Weliswaar is dat bij Oek de Jong niet ’t geval, maar toch lees ik liever een ‘doodnormaal’ verhaal als ‘Rita Koeling’. Hierin wordt een schooljongetje verliefd op een meisje uit zijn klas, tevens de dochter van een ijssalonexploitant. De liefde is wederzijds, maar het jongetje weet absoluut geen raad met de seksuele avances van het al wat rijpere en vroegwijze meisje. Hij is vooral bang voor ontdekking en verloochent uiteindelijk zelfs zijn liefde door het meisje recht in haar gezicht te spuwen in nabijheid van hem pestende schoolgenoten.
Prachtig vond ik ook ‘Dekker, Koolen & Buis’. Drie ietwat in ’t leven teleurgestelde mannetjes zetten samen een groots plan op. Ze willen een fabriek oprichten voor de productie van koelijs. In de krant hebben ze namelijk gelezen dat de zomers steeds warmer worden, dus dat moet wel tot een miljoenenzaakje uit kunnen groeien. De fabriek komt er wel, maar klanten blijven uit. De melancholie in dit verhaal is met heel weinig middelen bereikt en wordt voortdurend gedragen door het komische, zonder dat een van beide elementen ergens de overhand krijgt.

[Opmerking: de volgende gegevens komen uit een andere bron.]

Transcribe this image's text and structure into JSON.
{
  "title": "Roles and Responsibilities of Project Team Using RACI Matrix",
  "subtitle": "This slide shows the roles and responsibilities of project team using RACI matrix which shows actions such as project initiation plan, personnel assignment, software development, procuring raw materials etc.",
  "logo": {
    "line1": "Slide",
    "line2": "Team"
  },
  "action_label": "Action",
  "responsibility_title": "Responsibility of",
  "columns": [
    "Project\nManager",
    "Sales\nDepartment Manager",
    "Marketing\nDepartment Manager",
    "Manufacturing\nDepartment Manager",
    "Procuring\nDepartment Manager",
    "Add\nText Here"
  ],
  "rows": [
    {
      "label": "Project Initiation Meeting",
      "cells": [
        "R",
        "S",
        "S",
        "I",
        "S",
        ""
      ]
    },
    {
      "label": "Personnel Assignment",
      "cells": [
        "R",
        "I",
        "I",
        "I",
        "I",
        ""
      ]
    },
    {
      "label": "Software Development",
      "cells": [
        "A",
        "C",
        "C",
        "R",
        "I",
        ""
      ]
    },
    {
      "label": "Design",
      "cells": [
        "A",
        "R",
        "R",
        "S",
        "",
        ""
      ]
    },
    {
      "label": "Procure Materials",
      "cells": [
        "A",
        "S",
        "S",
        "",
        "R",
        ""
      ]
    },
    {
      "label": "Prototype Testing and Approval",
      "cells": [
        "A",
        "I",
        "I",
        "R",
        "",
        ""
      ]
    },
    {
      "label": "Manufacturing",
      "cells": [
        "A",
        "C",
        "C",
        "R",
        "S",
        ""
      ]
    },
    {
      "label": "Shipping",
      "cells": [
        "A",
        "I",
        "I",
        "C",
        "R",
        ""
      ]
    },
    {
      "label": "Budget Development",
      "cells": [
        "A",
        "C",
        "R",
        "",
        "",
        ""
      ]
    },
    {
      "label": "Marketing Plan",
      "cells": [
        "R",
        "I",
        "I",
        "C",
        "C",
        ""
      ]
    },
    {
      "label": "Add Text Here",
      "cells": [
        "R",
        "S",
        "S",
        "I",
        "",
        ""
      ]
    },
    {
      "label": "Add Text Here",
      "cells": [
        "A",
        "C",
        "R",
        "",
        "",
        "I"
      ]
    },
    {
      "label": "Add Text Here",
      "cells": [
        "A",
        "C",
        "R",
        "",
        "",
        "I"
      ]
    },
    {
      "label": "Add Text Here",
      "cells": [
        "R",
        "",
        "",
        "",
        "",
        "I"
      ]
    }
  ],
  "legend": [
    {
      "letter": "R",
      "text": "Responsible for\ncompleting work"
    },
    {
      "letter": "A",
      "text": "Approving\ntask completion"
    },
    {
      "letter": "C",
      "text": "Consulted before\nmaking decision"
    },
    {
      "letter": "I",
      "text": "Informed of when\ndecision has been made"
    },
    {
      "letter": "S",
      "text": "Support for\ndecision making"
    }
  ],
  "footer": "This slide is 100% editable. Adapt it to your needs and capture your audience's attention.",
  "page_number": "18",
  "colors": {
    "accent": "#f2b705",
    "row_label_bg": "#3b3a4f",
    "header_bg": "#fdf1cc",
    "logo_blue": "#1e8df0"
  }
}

Veel van de mannen in De Jongs verhalen halen zijn er eigenlijk maar zielig aan toe, zoals Theo Blaak in ‘De daad’, die met zijn broer Bram een speelgoedzaak drijft. Het is echter Bram die de beslissingen neemt en met de handelsreizigers praat. Nadat dit al jaren zo is gegaan, besluit Theo eindelijk eens ‘een daad’ te stellen. Zelf vrijgezel, maakt hij de vrouw van Bram het hof. Zij gaat op zijn avances in, maar als het uiteindelijk tot een afspraakje in een hotelkamer komt, is hij niet tot ‘de daad’ in staat.
Het is niet zo eenvoudig uit te maken wat deze bundel nu zo leesbaar en Oek de Jong tot een uitstekend debutant maakt. De gevarieerdheid van zijn verhalen is natuurlijk mooi meegenomen, maar is zeker niet de bepalende factor. Is het soms de verfrissende afwezigheid van een al of niet expliciet aanwezige problematiek. Ik denk dat dat er in ieder geval iets mee te maken heeft. De Jong schrijft niet zoals zoveel anderen, als iemand die in zijn verhalen iets wil bewijzen, aantonen, inzichtelijk maken of wat dan ook. Hij is ‘gewoon’ een getalenteerde verteller van verhalen en dat zonder tot oppervlakkigheid te vervallen.
Everhard Huizing
Oek de Jong – De hemelvaart van Massimo. Meulenhoff, Amsterdam.
Deze recensie werd eerder gepubliceerd in het Nieuwsblad van het Noorden op 4 juli 1977.